Warna merah putih, merah putih yang melambangkan sila dua, tiga, empat, dan lima, diikat dengan sila satu yaitu perisai kecil di dalam yang berwarna hitam.
Pancasila dalam perisai ini tidak dibaca satu dua tiga empat lima secara struktur. Dalam perisai ini dia dibaca melingkar, satu, dua, tiga, empat lima.
Walaupun susunannya bersilang, akan tetap dibaca merah-putih, merah putih. Hal itu, karena dipandu oleh cara membaca yang melingkar berlawanan arah jarum jam.
Dibalik cara membaca tersebut, ada pesan mendalam agar cara berpikir masyarakat Indonesia adalah cara berpikir yang tidak struktur, tidak linear, karena masyarakat Indonesia lahir dari konsep gotong royong.

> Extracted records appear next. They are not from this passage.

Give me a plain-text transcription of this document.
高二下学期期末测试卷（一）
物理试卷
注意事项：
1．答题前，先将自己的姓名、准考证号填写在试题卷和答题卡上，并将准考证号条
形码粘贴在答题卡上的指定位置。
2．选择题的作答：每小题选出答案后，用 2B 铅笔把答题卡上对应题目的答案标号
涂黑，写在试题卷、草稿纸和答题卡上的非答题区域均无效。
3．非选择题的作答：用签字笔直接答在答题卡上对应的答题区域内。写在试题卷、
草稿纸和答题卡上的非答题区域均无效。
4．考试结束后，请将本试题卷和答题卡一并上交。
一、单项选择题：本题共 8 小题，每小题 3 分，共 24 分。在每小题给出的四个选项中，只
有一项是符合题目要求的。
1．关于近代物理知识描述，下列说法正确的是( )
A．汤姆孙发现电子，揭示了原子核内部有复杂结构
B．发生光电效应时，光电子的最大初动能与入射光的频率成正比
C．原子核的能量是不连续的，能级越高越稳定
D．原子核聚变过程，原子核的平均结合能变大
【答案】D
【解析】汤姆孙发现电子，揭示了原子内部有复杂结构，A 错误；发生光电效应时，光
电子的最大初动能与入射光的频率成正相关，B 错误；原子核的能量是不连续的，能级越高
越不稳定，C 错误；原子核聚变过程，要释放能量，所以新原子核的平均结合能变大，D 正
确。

Dalam memahami perisai Pancasila, harus juga memahami konsep dasar membaca sila Pancasila. Seperti warna hitam yang dikelilingi orang di Mekkah, Saudi Arabia yang disebut dengan Thawaf.
Konsep tersebut mengajarkan tentang kesetaraan, kesetiakawanan, menolak struktur, dan menolak feodalisme. Konsep tersebut juga adalah filosofi kesetaraan menurut bangsa nusantara.

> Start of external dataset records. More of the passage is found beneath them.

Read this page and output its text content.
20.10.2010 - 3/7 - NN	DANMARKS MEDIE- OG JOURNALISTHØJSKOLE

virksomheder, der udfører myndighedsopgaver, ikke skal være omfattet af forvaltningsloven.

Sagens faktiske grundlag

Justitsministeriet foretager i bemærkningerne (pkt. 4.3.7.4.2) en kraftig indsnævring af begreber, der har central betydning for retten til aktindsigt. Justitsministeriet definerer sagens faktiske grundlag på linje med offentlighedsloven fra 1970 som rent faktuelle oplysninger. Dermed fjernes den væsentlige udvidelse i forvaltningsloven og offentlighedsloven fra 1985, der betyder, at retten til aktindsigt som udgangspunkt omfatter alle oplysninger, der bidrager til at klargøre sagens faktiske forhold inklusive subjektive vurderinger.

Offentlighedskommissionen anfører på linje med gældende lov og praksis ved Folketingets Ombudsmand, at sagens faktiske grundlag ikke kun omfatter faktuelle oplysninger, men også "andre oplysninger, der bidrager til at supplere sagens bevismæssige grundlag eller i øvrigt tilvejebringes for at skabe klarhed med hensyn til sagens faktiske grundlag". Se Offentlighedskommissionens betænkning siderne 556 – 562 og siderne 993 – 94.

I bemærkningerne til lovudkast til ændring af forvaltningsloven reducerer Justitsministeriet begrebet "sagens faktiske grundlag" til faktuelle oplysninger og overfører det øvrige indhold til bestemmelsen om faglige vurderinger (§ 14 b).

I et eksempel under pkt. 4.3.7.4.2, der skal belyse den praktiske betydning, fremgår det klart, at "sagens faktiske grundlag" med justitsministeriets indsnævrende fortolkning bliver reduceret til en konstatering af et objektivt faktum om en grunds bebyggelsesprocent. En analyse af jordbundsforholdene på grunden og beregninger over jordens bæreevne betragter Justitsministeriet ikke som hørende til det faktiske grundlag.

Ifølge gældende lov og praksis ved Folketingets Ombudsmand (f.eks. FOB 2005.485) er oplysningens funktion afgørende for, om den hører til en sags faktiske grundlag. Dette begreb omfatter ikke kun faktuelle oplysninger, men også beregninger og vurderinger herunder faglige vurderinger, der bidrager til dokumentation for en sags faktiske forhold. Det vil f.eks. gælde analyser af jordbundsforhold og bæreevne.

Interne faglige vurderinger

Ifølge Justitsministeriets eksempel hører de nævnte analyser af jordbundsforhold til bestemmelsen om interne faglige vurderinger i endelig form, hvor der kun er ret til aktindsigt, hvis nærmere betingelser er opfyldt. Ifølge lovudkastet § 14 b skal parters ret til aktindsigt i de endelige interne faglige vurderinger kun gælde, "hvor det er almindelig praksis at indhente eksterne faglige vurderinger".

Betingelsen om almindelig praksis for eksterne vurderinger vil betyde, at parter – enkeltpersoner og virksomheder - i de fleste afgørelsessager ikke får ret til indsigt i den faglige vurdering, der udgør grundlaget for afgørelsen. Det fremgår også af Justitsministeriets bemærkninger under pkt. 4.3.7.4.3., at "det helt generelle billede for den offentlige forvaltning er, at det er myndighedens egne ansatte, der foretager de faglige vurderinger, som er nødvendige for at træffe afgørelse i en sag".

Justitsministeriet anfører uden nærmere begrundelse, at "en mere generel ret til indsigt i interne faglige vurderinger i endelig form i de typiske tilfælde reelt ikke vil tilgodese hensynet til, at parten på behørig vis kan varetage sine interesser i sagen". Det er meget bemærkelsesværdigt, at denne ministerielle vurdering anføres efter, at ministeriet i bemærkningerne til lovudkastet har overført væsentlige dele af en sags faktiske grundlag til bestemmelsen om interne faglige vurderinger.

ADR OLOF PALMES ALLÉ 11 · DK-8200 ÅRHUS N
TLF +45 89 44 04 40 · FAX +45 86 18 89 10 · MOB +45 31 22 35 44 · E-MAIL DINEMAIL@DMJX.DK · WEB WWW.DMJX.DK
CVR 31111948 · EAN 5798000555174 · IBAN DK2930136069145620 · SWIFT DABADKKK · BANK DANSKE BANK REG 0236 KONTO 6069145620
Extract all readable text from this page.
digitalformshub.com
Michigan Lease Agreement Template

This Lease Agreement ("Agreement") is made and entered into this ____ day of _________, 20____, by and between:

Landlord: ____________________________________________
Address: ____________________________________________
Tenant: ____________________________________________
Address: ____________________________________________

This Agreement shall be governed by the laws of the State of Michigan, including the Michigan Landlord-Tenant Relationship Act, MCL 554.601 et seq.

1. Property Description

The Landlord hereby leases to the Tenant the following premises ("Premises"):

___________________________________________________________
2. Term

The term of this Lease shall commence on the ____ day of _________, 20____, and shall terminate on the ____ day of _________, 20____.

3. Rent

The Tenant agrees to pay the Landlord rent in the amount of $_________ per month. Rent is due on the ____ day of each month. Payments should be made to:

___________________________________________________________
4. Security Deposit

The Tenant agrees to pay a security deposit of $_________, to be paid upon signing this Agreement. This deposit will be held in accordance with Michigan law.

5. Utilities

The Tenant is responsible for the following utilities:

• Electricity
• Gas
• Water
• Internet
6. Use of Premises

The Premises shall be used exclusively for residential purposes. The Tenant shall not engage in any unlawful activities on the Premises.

Sila pertama yang diusulkan M. Natsir yang digambarkan sebagai bintang ternyata bukan bintang. Sultan Hamid II menjelaskan, simbol tersebut adalah nur cahaya semua keyakinan, ajaran, kepercayaan yang datang dari sebuah titik nan jauh di sana yang tidak mampu dipikirkan datang dari mana. Dari sanalah semiotika Ketuhanan yang Maha Esa.
Sila kedua, kemanusiaan yang adil dan beradab yang diusulkan Sultan Hamid II, sebagai humanity universal digambarkan sebagai generasi yang tak terputus. Ia melambangkannya dengan rantai petak lingkar. Yang bermata lingkar melambangkan generasi keturunan perempuan. Yang bermata petak adalah melambangkan generasi laki-laki. Ini biasa dipakai oleh panglima Dayak untuk mengetahui berapa jumlah keturunan yang telah berkembang biak.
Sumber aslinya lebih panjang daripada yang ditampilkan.